Pratiqués sans violence et dans un espace privé, ils n’entraînent généralement pas de poursuites judiciaires. Dans ces cas, l’encadrement sinon la répression de telles pratiques peuvent être gérés par la famille et, plus largement, par l’environnement social. Si ces « perversions » entrent dans le cadre d’un délit ou d’un crime pénalisable, alors elles en constituent des facteurs aggravants. Ainsi dans le cadre d’une affaire de proxénétisme en 1891, Michel Bloch écope d’une peine de 6 mois et 500 f. d’amende pour « violences et voies de fait » sur une mineure : ce riche banquier payait les services sexuels de jeunes filles avec ceci de singulier qu’il leur piquait un mouchoir sur la poitrine à l’aide multiples épingles avant de l’arracher d’un coup pour éprouver de l’excitation sexuelle. Ce sadisme lui valut les gros titres de la presse qui, bien sûr, établit une filiation avec le célèbre marquis.

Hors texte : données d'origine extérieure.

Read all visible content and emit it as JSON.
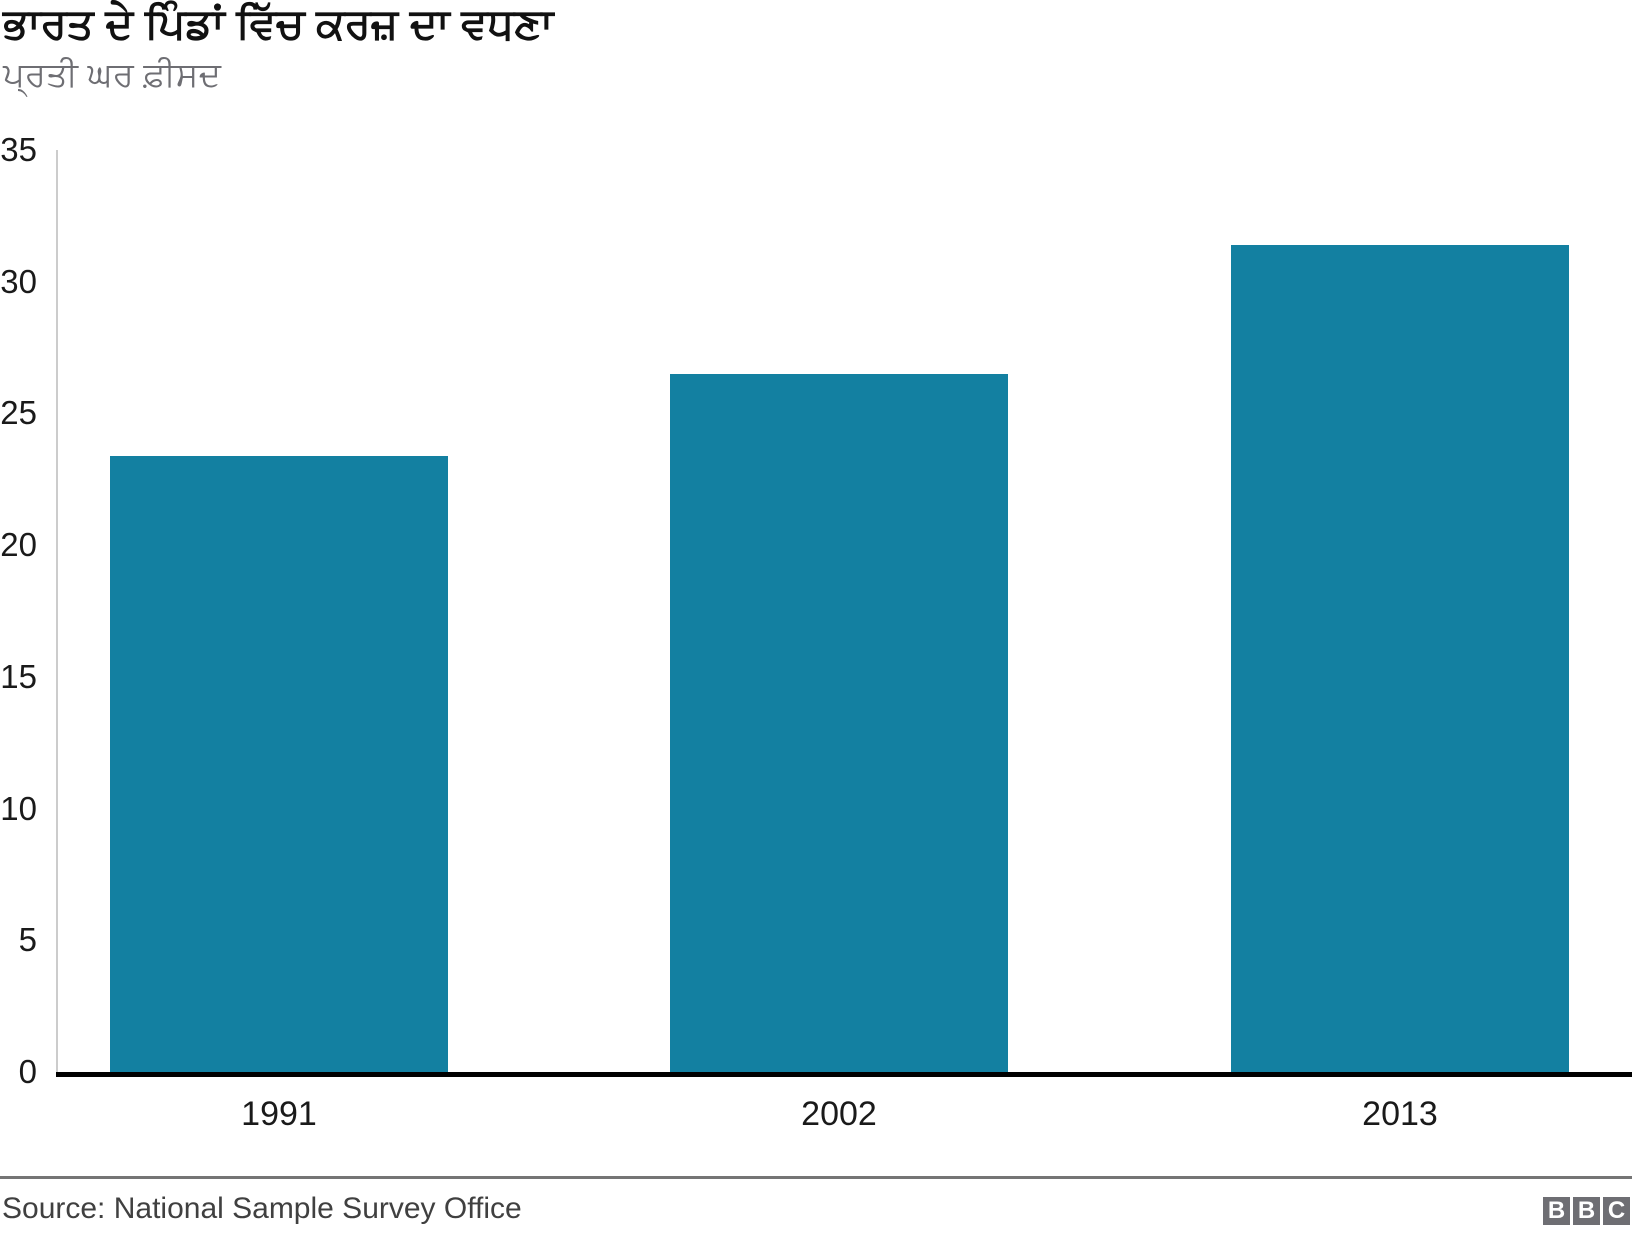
{
  "header": {
    "title": "ਭਾਰਤ ਦੇ ਪਿੰਡਾਂ ਵਿੱਚ ਕਰਜ਼ ਦਾ ਵਧਣਾ",
    "subtitle": "ਪ੍ਰਤੀ ਘਰ ਫ਼ੀਸਦ"
  },
  "chart_data": {
    "type": "bar",
    "title": "ਭਾਰਤ ਦੇ ਪਿੰਡਾਂ ਵਿੱਚ ਕਰਜ਼ ਦਾ ਵਧਣਾ",
    "subtitle": "ਪ੍ਰਤੀ ਘਰ ਫ਼ੀਸਦ",
    "categories": [
      "1991",
      "2002",
      "2013"
    ],
    "values": [
      23.4,
      26.5,
      31.4
    ],
    "xlabel": "",
    "ylabel": "",
    "ylim": [
      0,
      35
    ],
    "y_ticks": [
      0,
      5,
      10,
      15,
      20,
      25,
      30,
      35
    ],
    "grid": false,
    "legend": false,
    "bar_color": "#1380a1",
    "axis_line_color": "#cccccc",
    "baseline_color": "#000000"
  },
  "footer": {
    "source": "Source: National Sample Survey Office",
    "bbc_logo_letters": [
      "B",
      "B",
      "C"
    ],
    "logo_block_color": "#6e6e73",
    "divider_color": "#757575"
  }
}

Mais la prostitution, quand elle ne s’accompagne pas de proxénétisme à l’égard de mineures de moins de 21 ans, n’est pas considérée comme une déviance ou une perversion sexuelle. Elle fait l’objet de réprobation sociale certes, mais le code pénal ne la sanctionne pas et la police l’a réglementée au tournant des XVIIIe et XIXe siècle. Ceci dit, le travail clandestin du sexe, qui ne cesse de se développer, fait l’objet de toutes les attentions de la police des mœurs. De nombreuses arrestations ont lieu, mais elles sont impuissantes à freiner cette dynamique.

Les prémices d'une libéralisation sexuelle sont-elles en germe à la fin du XIXe

La question se pose davantage pour les femmes que pour les hommes, lesquels bénéficient en matière de sexualité de libertés et de privilèges sans commune mesure (hormis les homosexuels). Disons que, globalement, cela ne saute pas aux yeux même si la Belle Époque contient il est vrai son lot d’avancées. Les féministes d’avant-guerre, hors une poignée d’entre elles, n’ont pas placé la libéralisation sexuelle parmi les premiers combats à gagner. Il y a certes des individualités pour forcer les verrous, à l’image de Colette qui profite de son exposition scénique en 1907, lors de deux pantomimes, pour embrasser son amante Missy et pour découvrir son sein, créant par deux fois le scandale.

D’autres, moins connues et moins spectaculaires, et qui pour mener une vie sexuelle s’éloignant de la monogamie conjugale, ont fait preuve d’une réelle capacité à se créer des espaces de liberté non conventionnels. Et celles-là, nous n’avons pas fini de les découvrir.

Spécialiste du genre, Gabrielle Houbre est historienne au laboratoire CERILAC de l'Université Paris Cité. L'ouvrage Histoire des sexualités, dirigé par Sylvie Steinberg, est paru aux éditions du PUF en 2018.